- North Hyde Park Location within Vermont North Hyde Park Location within the United States
- Coordinates: 44°40′12″N 72°35′35″W﻿ / ﻿44.67000°N 72.59306°W
- Country: United States
- State: Vermont
- County: Lamoille
- Towns: Hyde Park, Johnson, Eden

Area
- • Total: 2.78 sq mi (7.19 km^{2})
- • Land: 2.75 sq mi (7.13 km^{2})
- • Water: 0.027 sq mi (0.07 km^{2})
- Elevation: 856 ft (261 m)
- Time zone: UTC-5 (Eastern (EST))
- • Summer (DST): UTC-4 (EDT)
- ZIP Codes: 05665 (Hyde Park) 05656 (Johnson) 05652 (Eden)
- Area code: 802
- FIPS code: 50-50725
- GNIS feature ID: 2805705

= North Hyde Park, Vermont =

North Hyde Park is an unincorporated village and census-designated place (CDP) in the towns of Hyde Park and Johnson, Lamoille County, Vermont, United States. The CDP was first drawn for the 2020 census. As of the 2020 census, North Hyde Park had a population of 403. North Hyde Park has a post office with ZIP code 05665, which opened on May 29, 1839.

==Geography==
The community is located along Vermont Route 100 and the Gihon River 6 mi north of the village of Hyde Park. Via Vermont Route 100C, it is 5 mi northeast of the village of Johnson.
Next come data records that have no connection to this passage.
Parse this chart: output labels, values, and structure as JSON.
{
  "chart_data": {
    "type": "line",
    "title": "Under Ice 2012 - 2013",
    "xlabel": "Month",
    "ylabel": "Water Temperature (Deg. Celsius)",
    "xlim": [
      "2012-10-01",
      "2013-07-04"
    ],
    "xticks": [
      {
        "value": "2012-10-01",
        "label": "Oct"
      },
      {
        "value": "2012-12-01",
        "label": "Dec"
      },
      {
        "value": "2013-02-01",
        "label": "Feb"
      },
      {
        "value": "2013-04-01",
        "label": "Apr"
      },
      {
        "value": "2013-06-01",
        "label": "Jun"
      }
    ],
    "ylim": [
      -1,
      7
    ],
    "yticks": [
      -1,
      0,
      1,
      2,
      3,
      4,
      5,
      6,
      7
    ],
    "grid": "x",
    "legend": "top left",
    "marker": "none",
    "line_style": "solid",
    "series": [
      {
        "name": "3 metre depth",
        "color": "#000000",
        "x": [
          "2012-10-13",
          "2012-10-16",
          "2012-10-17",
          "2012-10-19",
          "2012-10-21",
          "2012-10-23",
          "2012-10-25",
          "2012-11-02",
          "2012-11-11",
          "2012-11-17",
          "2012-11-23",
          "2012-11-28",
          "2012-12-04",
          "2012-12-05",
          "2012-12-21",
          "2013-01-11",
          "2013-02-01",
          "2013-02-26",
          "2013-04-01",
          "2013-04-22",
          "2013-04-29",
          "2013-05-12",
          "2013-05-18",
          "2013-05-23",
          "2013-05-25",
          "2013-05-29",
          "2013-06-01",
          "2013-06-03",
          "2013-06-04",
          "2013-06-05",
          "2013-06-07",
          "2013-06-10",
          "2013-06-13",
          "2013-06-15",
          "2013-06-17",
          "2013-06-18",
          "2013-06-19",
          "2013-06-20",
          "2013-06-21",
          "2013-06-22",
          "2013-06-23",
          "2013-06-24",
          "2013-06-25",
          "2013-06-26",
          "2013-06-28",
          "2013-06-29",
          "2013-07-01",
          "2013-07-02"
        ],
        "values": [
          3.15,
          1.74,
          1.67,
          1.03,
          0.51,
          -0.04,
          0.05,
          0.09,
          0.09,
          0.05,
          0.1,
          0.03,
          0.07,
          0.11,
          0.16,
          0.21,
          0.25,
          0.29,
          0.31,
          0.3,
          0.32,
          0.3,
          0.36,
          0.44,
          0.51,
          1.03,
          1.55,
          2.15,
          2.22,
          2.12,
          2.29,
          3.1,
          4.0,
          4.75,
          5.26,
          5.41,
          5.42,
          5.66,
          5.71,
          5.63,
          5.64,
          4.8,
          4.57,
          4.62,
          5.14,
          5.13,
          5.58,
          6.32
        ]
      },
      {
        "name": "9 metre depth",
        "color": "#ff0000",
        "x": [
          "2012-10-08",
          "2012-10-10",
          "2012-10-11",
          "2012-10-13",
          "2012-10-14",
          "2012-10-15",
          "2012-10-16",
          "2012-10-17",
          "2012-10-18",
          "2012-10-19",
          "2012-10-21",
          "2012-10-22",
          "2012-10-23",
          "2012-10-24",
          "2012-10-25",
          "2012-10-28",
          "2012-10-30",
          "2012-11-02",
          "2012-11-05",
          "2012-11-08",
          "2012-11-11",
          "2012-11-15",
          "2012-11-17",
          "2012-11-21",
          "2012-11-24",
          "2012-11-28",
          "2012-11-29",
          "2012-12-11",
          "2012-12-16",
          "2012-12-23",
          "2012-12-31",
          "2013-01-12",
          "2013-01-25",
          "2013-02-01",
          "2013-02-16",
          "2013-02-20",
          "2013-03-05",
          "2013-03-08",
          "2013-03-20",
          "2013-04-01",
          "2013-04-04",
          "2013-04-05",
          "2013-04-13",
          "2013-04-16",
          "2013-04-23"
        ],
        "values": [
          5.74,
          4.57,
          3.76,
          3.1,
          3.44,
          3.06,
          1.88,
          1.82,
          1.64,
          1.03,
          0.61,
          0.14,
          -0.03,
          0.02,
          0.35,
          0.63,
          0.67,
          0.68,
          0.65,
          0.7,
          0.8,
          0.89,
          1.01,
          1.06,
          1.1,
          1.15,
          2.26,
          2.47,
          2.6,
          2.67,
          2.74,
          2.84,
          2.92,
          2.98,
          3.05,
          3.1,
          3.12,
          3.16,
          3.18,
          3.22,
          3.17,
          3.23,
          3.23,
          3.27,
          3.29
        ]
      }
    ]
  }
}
According to the U.S. Census Bureau, the North Hyde Park CDP has a total area of 7.2 sqkm, of which 0.07 sqkm, or 0.92%, are water. Portions of the CDP extend west into the town of Johnson and north into the town of Eden. Via the Gihon River, the community is part of the Lamoille River watershed, flowing west to Lake Champlain.